Key provisions intended to remain in place:

  • A modified sponsor regime to support companies at application stage and for certain disclosure or reporting obligations. Under the new regime, all companies proposing to list on the London Stock Exchange’s Main Market would be required to engage a sponsor for admission and, following admission, would engage a sponsor in respect of certain transactions.
  • Other controls on related party transactions in the existing regime, including the requirement for a fair and reasonable opinion for larger transactions.
  • Rules controlling the discount at which further shares can be offered where they are not offered pre-emptively to shareholders and rules relating to share buy-backs.
  • Rules protecting shareholders from the cancellation of a listing without a takeover offer or approval by a super-majority of shareholders.
  • Separate listing categories and rules for equity shares issued by investment vehicles, including closed-ended investment funds (although the FCA is exploring commensurate changes to those proposed for equity shares in commercial companies), open-ended investment companies, SPACs and potentially for other types of investment companies and secondary listings in London of overseas listed companies.
  • Separate listing categories and rules that currently exist for non-equity securities including other share types such as preference shares and deferred shares that are currently eligible to list under the standard listing shares category.

These changes are not proposed to affect the rules applicable to companies listed or proposing to list on the AIM market or on Aquis Stock Exchange.

Impact on smaller and dual listed companies

The proposed single segment regime would reduce the regulatory burden that currently applies to the Premium segment and, as such, is likely to appeal to a broader range of companies than the current Premium segment does. With the effective removal of the Standard segment, however, the proposed single segment may prove inaccessible for smaller companies. Those companies may choose to list on AIM or on Aquis Stock Exchange. It remains to be seen whether the proposed changes will result in an inflow of listing transactions on those markets.

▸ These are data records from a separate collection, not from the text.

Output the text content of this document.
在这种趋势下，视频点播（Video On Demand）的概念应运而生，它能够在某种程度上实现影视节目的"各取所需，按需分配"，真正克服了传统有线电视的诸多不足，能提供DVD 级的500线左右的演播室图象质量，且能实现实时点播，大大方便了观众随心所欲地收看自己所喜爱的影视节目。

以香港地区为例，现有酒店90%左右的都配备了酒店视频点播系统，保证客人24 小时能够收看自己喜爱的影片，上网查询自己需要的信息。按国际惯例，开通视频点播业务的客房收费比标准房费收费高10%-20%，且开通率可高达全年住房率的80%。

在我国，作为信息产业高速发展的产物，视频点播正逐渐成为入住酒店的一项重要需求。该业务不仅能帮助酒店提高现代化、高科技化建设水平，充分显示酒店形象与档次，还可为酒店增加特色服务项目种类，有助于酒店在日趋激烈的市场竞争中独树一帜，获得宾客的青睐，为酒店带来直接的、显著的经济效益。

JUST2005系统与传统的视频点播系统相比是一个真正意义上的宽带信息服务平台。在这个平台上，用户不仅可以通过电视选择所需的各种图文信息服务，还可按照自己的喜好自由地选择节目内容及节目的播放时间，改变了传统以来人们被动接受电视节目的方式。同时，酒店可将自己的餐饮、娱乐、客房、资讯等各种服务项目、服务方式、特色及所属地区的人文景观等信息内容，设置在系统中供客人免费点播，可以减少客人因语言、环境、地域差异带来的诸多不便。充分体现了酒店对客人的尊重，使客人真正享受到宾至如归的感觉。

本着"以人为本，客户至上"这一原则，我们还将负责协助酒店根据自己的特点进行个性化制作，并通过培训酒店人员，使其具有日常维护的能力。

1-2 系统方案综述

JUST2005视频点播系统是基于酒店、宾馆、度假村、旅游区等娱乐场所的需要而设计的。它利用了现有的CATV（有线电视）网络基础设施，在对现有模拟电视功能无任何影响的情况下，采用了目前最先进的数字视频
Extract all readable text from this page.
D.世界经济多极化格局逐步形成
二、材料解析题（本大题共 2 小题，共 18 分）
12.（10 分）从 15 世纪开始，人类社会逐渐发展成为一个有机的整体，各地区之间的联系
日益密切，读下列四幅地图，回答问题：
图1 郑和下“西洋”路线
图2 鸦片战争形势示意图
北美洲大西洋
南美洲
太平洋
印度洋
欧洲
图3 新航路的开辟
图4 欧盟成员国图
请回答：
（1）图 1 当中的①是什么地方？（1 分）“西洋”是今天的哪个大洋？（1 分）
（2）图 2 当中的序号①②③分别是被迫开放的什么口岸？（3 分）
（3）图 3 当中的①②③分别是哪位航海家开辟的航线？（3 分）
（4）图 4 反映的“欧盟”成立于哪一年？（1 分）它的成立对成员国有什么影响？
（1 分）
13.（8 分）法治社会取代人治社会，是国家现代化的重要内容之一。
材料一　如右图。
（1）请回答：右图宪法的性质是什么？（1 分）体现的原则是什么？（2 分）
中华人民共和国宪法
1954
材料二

The Standard segment has in recent years been a successful listing venue for overseas listed issuers seeking a secondary listing in the UK and, whilst the consultation paper is light on detail, it is clear that the FCA is considering a separate listing category for such companies, which we assume will be “lighter touch” than the rules in the single listing segment for equity shares in commercial companies.

The consultation is open until 28 June 2023.